Text-to-SQL with Large Language Models: Exploring the Promise and Pitfalls

AUTHORS: Luca Sala, Giovanni Sullutrone, Sonia Bergamaschi

WORK PACKAGE: WP 5 – Digital Maktaba

URL https://ceur-ws.org/Vol-3741/paper65.pdf

Keywords: Large Language Models, Text-to-SQL, Relational Databases, SQL

Abstract
The emergence of Large Language Models (LLMs) represents a fundamental change in the ever-evolving
field of natural language processing (NLP). Over the past few years, the enhanced capabilities of these
models have led to their widespread use across various fields, in both practical applications and research
contexts. In particular, as data science intersects with LLMs, new research opportunities and insights
emerge, notably in translating text into Structured Query Language (Text-to-SQL). The application of
this technology to such task poses a unique set of opportunities and related issues that have significant
implications for information retrieval. This discussion paper delves into these intricacies and limitations,
focusing on challenges that jeopardise efficacy and reliability.
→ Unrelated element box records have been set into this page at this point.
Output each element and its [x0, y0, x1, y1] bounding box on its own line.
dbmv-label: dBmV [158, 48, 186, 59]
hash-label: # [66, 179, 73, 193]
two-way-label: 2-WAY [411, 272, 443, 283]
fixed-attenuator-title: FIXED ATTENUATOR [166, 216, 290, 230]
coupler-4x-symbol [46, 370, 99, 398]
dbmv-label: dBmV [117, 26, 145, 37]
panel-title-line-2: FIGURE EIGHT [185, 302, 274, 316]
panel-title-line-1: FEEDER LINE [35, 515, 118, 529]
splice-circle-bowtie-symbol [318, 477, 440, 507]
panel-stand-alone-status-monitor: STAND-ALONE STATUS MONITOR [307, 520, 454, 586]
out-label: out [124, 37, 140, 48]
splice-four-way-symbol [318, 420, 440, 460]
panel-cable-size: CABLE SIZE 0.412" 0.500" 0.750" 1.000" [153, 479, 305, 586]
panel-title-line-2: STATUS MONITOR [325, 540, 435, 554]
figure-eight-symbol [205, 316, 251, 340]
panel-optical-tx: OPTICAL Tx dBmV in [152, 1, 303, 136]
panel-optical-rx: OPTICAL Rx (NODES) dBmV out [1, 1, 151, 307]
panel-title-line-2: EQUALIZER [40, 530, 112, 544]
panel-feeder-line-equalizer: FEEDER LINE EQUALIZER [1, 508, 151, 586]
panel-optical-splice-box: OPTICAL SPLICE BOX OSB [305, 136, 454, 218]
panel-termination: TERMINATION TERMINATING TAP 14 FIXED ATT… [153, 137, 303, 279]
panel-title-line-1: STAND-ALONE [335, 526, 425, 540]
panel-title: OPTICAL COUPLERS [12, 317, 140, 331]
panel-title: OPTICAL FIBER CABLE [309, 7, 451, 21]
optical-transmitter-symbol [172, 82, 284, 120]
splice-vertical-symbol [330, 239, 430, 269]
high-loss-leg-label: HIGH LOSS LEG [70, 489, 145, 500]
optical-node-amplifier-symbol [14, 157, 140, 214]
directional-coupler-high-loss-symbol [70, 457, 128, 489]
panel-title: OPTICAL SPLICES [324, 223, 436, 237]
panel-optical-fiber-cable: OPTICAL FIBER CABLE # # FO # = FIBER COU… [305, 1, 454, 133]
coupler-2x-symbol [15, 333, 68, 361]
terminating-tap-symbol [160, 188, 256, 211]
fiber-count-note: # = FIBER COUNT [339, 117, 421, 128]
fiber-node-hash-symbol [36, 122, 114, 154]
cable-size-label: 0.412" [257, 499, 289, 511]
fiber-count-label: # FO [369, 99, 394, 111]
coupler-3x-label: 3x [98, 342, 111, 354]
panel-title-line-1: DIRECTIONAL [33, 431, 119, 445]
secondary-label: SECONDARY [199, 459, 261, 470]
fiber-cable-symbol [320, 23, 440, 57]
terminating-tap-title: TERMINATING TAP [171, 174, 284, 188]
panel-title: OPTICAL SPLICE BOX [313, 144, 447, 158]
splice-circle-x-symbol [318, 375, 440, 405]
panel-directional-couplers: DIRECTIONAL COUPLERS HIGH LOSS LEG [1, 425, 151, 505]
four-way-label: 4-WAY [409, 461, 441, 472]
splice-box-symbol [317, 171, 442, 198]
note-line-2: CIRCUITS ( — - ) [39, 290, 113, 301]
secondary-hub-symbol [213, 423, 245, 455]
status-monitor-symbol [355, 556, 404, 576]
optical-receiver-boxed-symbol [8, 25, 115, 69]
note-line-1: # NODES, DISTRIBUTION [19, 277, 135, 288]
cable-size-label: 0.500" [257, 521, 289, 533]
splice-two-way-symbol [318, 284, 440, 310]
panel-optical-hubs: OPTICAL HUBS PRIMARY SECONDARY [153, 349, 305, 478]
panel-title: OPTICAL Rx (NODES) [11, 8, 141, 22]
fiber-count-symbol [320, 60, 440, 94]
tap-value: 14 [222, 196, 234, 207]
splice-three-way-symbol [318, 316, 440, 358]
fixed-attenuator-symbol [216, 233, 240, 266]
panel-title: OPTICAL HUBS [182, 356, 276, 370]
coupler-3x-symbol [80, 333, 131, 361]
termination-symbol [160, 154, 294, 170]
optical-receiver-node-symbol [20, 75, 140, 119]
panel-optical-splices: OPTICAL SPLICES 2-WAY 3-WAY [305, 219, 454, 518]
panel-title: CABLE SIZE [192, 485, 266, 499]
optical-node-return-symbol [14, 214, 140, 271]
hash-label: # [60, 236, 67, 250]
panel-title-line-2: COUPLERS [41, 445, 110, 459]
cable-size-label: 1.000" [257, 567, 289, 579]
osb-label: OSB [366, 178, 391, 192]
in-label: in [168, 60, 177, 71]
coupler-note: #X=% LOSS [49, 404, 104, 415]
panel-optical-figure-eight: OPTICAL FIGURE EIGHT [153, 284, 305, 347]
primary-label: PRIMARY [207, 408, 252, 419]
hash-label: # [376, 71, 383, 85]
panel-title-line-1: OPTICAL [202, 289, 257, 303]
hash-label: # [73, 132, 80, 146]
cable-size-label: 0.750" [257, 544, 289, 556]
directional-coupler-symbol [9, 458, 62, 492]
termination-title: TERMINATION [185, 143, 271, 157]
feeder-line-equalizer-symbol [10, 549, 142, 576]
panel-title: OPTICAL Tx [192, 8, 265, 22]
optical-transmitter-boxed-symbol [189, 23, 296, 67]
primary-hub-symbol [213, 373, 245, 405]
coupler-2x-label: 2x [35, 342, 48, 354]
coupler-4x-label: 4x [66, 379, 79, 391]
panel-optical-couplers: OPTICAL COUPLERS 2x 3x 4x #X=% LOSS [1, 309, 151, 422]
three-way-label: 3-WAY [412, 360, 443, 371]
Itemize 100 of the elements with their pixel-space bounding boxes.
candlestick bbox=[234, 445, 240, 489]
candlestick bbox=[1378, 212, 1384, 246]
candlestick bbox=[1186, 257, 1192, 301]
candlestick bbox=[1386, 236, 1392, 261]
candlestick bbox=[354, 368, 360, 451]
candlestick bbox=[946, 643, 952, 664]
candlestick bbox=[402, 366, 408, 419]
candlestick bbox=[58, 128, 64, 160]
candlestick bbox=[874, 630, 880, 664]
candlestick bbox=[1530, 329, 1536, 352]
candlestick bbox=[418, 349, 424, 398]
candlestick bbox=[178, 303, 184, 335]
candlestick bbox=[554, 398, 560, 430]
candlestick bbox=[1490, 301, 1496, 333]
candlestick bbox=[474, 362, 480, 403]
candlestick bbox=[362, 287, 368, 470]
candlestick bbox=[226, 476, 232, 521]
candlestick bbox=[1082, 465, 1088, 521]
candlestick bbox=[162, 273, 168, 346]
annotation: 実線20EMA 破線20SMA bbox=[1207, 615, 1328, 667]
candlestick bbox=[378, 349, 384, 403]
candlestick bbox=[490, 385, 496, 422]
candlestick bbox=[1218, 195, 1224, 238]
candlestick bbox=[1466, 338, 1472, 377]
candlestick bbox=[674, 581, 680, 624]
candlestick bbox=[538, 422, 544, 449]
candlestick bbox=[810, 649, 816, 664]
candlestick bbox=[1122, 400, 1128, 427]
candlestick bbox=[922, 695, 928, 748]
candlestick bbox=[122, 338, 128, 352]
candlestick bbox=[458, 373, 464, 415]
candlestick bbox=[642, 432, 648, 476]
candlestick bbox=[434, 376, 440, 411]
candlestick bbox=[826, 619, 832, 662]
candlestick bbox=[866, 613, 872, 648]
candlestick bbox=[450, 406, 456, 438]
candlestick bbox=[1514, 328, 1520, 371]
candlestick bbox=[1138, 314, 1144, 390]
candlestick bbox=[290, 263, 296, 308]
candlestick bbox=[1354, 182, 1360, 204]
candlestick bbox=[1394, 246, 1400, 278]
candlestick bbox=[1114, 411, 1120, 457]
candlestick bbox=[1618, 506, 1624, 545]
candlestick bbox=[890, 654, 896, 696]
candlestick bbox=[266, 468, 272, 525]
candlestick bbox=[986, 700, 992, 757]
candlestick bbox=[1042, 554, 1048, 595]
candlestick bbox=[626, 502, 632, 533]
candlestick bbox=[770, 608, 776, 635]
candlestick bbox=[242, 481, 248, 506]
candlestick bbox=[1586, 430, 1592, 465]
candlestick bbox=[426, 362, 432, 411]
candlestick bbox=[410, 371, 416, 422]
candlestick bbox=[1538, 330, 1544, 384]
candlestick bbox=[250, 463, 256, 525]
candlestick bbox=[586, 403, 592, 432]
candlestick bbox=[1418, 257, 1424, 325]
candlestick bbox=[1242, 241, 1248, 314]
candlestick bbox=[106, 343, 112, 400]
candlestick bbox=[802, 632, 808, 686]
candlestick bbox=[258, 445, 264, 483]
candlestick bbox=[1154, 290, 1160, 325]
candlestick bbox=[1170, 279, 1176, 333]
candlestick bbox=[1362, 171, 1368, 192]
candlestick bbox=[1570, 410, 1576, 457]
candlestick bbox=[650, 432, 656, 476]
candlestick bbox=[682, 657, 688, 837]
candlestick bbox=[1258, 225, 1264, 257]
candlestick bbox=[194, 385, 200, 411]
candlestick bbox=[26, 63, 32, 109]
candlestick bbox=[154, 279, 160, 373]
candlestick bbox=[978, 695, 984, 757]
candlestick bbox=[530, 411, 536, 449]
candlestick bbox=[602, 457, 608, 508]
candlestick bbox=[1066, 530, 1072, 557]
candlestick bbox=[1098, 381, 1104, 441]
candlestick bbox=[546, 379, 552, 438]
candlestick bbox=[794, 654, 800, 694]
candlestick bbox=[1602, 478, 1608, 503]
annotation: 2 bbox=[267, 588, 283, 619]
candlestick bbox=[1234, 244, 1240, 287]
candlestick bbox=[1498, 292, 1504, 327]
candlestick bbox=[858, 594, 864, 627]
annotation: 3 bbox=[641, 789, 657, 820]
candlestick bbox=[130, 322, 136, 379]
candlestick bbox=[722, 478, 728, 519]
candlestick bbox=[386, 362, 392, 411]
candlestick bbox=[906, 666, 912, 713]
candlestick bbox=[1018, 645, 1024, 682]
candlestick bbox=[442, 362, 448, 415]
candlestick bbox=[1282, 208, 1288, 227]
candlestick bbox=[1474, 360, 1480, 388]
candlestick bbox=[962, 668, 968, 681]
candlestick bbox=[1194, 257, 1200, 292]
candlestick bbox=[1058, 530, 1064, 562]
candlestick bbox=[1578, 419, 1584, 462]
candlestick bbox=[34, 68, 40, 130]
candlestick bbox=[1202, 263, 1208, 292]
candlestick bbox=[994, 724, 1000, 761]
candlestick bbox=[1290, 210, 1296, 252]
This research investigates the scalability,
accuracy, and concerning issue of hallucinated responses, questioning the trustworthiness of LLMs.
Furthermore, we point out the limits of the current usage of test dataset created for research purposes
in capturing real-world complexities. Finally, we consider the performance of Text-to-SQL with LLMs
from different perspectives. Our investigation identifies the key challenges faced by LLMs and proposes
viable solutions to facilitate the exploitation of these models to advance data retrieval, bridging the gap
between academic researcher and real-world application scenarios.